Other than that, the passenger door has got a bit grumpy and stiff. I think it’s a rubber seal issue - the LR has some quite heavy-duty door seals - but haven’t had time yet to lubricate the offender. Though I did look like a complete nutcase standing in Morrisson’s car park repeatedly opening and shutting the passenger door like it might reveal the secrets of the universe. By the way, I have always used a gentle rub of common-or-garden cornflour to make rubber less grabby. It also works on squeaky or rubbing leather trim in the cabin, and I would assume talcum powder would work just as well. I’ve also topped off the AdBlue tank - the exhaust additive that mitigates some of the emissions.

That’s the little yellow screw top next to the diesel fuel filler, and AdBlue is just a colourless liquid derived from urea… though it doesn’t smell. It’s used twenty litres in 7k miles, and you can pick it up at any garage or services, with the Land Rover handily letting you know when you’ve dropped to 1,000 miles of range left. It might seem like a strange thing to fill this little tank, but it really is no problem at all - takes a couple of minutes.

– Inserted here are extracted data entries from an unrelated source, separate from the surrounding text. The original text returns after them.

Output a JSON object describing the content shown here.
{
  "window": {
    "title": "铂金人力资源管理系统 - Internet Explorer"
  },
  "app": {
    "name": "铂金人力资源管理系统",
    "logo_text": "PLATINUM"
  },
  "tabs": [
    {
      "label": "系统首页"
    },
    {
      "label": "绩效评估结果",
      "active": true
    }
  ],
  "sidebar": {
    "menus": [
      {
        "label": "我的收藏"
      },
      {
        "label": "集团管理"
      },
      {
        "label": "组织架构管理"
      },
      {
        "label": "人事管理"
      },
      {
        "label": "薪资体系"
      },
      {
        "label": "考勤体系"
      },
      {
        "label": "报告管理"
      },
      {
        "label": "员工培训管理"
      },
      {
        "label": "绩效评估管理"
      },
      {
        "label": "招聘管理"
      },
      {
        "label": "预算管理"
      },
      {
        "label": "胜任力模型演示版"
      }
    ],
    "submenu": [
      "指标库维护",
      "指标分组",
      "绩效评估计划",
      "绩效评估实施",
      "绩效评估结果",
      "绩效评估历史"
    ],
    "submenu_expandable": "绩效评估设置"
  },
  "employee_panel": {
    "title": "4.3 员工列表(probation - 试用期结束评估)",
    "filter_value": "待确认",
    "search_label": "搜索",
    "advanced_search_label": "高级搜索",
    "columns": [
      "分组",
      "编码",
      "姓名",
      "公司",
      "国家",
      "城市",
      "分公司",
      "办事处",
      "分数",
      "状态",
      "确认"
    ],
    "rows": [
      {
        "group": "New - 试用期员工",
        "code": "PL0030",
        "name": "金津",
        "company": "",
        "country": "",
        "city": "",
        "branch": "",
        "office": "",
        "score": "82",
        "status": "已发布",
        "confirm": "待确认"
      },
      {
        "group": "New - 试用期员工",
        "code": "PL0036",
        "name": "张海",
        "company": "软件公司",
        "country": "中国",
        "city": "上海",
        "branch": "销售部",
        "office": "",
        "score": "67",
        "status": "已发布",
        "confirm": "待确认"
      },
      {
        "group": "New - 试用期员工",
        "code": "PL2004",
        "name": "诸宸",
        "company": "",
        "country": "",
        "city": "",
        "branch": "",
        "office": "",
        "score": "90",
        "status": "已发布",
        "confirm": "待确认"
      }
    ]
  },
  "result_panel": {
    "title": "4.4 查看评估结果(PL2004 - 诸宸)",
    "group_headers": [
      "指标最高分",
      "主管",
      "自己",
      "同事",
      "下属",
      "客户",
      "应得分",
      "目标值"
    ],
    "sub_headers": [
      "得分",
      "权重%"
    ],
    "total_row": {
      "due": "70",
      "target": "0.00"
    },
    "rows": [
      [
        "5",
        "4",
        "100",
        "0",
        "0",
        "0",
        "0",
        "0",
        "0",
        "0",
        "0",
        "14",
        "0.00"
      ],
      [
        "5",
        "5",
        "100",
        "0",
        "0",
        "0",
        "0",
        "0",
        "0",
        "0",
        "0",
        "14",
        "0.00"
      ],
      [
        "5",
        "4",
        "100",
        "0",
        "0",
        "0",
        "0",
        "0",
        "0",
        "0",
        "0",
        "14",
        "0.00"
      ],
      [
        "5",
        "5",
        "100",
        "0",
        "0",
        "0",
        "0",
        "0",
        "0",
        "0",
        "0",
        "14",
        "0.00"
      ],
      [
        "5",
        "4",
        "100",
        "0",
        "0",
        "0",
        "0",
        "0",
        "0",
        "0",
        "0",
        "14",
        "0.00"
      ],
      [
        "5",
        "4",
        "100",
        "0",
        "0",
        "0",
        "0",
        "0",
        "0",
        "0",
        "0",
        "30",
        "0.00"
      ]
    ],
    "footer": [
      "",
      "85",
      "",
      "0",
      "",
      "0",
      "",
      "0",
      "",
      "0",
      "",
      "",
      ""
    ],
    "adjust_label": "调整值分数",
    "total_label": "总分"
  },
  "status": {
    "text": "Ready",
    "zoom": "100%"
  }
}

Oh, and it’s a small thing, but I’m going to say that the cloth seat option in the Discovery has put me off leather seats for life. They’ve been warm in winter, cool in summer and more comfortable than leather. My concern was that they would be less hard wearing, but that hasn’t been the case. Ok, so the open ‘pores’ in the fabric can trap a bit of dirt, but a decent vacuuming soon clears it out, and they’ve happily bounced various stains and spillages without an issue. Having a look at some of the recycled polyester fabrics that are now becoming more common in the automotive market (have a look at a fabric called ‘Seaqual’), and you start to wonder where the obsession with dead cow - or even plastic leather - comes from.